The function parameter() introduces a “parameter”; something that you will initialise your system with, or update after initialisation. This is the primary mechanism for controlling how systems behave. The parameter function accepts arguments:

  • default: The first argument, typically unnamed, holds the default value if none is provided at initialisation
  • constant: Logical, indicating if the parameter cannot be changed after being initially set. This must be TRUE for things leading into array extents
  • differentiate: Logical, indicating if the likelihood (from comparison to data) should be differentiated with respect to this parameter.
  • type: The data type for the variable, as a string. Must be one of real (the default), integer or logical.
  • rank: The number of dimensions of the parameter. This is only used when assigning to dim() (see below)

For example:

a <- parameter()

Or:

n <- parameter(12, constant = TRUE, type = "integer")

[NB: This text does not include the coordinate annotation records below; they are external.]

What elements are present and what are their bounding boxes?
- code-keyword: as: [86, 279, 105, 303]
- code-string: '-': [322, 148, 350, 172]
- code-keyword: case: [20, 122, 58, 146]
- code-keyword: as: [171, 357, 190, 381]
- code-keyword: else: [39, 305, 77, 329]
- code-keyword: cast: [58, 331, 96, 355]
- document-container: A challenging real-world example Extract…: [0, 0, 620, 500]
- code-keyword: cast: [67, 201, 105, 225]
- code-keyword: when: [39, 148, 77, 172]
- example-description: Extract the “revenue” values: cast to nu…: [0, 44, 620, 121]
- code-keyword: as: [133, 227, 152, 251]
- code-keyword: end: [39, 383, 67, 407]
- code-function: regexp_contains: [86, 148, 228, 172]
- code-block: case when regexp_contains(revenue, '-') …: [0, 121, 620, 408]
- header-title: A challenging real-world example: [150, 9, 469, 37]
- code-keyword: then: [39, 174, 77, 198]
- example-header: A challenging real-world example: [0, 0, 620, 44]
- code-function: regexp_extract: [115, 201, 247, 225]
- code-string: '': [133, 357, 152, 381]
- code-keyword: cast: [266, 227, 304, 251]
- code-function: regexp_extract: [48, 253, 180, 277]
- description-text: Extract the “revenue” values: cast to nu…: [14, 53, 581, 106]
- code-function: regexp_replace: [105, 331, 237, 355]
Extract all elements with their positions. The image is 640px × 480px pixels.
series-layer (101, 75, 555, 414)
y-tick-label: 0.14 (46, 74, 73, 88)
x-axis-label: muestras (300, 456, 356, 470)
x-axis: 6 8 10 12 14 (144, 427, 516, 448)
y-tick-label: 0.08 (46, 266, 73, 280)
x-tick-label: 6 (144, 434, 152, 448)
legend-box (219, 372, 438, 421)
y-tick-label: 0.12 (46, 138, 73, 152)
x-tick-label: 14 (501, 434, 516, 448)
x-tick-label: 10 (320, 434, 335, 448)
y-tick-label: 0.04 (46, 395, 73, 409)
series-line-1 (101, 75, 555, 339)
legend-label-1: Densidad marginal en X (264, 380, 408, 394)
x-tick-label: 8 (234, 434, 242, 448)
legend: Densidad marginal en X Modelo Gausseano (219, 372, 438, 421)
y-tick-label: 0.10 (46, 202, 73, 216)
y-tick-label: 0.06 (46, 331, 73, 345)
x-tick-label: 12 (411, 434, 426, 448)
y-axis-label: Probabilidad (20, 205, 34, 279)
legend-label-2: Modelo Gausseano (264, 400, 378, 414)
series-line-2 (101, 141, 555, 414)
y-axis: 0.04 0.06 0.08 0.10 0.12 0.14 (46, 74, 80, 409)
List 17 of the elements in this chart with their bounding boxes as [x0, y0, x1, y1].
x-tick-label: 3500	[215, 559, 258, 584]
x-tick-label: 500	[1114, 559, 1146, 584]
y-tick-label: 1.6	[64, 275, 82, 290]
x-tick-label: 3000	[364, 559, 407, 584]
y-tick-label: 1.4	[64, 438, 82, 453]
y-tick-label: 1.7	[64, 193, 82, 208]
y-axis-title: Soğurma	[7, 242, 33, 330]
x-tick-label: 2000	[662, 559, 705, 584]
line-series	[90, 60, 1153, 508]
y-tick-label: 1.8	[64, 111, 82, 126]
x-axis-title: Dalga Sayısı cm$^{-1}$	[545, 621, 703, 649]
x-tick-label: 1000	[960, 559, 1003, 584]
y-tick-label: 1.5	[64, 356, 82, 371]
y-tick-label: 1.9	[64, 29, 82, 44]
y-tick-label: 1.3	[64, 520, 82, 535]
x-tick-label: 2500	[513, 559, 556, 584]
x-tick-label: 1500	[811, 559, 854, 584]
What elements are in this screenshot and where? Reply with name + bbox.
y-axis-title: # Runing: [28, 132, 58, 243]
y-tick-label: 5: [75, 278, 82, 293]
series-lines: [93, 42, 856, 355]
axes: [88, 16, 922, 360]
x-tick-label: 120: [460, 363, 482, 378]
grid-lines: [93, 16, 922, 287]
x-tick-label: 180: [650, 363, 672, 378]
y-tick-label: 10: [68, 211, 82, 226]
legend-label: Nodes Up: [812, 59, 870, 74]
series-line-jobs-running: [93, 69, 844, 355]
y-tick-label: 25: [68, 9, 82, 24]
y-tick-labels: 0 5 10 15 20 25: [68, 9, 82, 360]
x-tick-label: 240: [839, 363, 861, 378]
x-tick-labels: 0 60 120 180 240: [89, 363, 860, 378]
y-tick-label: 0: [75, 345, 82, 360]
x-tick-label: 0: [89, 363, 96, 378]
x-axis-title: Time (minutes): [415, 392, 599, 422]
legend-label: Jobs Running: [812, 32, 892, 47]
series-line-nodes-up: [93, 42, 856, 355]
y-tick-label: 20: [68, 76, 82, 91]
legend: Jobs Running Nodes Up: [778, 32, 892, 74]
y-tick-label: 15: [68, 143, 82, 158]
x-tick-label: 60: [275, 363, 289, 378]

There are some interactions among the differentiate argument combined with constant or type:

  • If a parameter is differentiable (differentiate = TRUE) it may not be constant!
  • If any parameter is differentiable, the default value for constant is TRUE, and all non-constant parameters must be differentiable. Otherwise the default value for constant is FALSE
  • Only parameters with type = "real" can be used with differentiate = TRUE

If your parameter has its dimensions determined by the size data you give it, you need to write it slightly specially:

a <- parameter()
dim(a) <- parameter(rank = 2)

The rank argument here is required because otherwise we have no information on the number of dimensions that a has; here by saying rank = 2 we specify that a is a matrix. We might change this interface in future, the implementation here fairly closely matches that in odin1.

Data

If your model compares to data (i.e., it uses ~) then it needs data. These are specified similarly to parameter(), though at present no arguments are supported.

d <- data()

Unlike parameter(), you will have a series of data elements, each corresponding to an observation at a different point in time in a time series. See vignettes("fitting") for more details.

Interpolation

You can create variables that interpolate against time. This is useful in a few contexts, for example:

  • A piecewise constant function that represents the level of some external factor
  • A smooth function that represents an environmental input

Currently all interpolation functions are scalar valued meaning that at each time a single output is produced.

The usage is:

interpolate(time, value, mode)
  • time is a vector representing time values
  • value is a vector representing the series you would like to interpolate, the same length as time
  • mode is a string, one of constant, linear or spline

Once complete we will show usage of interpolating functions in their own vignette.

Restricted names

You cannot assign to a name that is reserved in:

  • C++ - includes useful words such as new and switch
  • C - largely a subset of C++’s words, but also excludes restrict
  • JavaScript - includes useful words such as default and export
  • A few words restricted by odin itself: time, dt, parameter, data, interpolate, delay, initial, deriv, update, output, dim, config, state, state_next, state_deriv, shared, internal, pi. We may reduce this list in future.

In addition, odin restricts a few prefixes; a name cannot start with odin_, interpolate_, delay_ or adjoint_.